Our Town

May 16, 2009 00:30

Our Town. Thornton Wilder's sentimental, multi-charactered mainstay of highschool drama clubs and amateur theatricals. Love, death, the turning of the seasons, and not a dry eye in the house. Stereotypes all around: the gruff but kindly Doctor, the crusty Editor of the town newspaper, their interchangeable and wistful Wives, the Town Drunk, the Young Lovers, and a Stage Manager with a bay window, a turnip watch, and a twinkle in his eye. Is there anyone in the world who hasn't seen it at least once?

Well, I thought I hadn't, until very near the end, when I flashed on a production mounted by the Upper School Drama Club that I saw when I was maybe 10, with the ingenue in her wedding dress reliving her 12th birthday after her death in childbed. I'd heard David Cromer's production was different from any other production of the play, ever. And I'd have to say that's a fair description. It was also beautifully acted, incredibly thoughtful and moving. And not sentimental in the least.

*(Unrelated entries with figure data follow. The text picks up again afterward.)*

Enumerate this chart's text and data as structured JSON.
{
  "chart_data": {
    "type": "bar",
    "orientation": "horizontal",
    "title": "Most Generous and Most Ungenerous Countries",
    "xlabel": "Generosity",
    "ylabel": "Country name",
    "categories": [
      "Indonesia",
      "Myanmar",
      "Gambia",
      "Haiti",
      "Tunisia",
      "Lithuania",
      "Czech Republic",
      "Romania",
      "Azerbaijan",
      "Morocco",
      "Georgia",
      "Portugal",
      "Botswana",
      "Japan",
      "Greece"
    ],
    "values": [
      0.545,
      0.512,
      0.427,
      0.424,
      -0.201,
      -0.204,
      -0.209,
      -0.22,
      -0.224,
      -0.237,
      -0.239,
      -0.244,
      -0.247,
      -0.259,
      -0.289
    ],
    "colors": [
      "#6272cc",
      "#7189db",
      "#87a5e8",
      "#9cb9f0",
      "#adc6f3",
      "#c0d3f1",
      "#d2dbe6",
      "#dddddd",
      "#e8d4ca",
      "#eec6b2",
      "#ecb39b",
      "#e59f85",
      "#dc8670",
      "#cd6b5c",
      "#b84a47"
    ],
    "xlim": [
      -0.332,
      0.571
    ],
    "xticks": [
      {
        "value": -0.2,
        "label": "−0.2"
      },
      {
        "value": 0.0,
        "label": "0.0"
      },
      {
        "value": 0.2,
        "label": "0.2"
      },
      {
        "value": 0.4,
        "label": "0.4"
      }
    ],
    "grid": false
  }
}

A little of this was owing to the costuming, which was pretty much jeans and cotton shirts and blouses. The modern dress worked fine, although it bothered the three of us (Ellen and I went with her mother) that none of the women wore skirts, not even to Emily and George's wedding, but we're like that. But most of it was due to David Cromer's re-structuring of the play and to Scott Parkinson, who played the Stage Manager dry and wry and brisk to the point of impatience. There were speeches where I was dimly aware that he was working so hard against the material that he was close to being annoying, but he never quite got there. When he played the minister who married Emily and George, he was electrifying.

And there's a scene near the end, which I won't describe because that would be telling, that just raised the hair at the back of my neck.

We laughed. We cried. And the play itself is going on the ever-lengthening list of Things I Will Read as soon as the WFA death-march is over--along with Iain Pears's new book, Stone's Fall, which I saw yesterday in the window of McNally Jackson.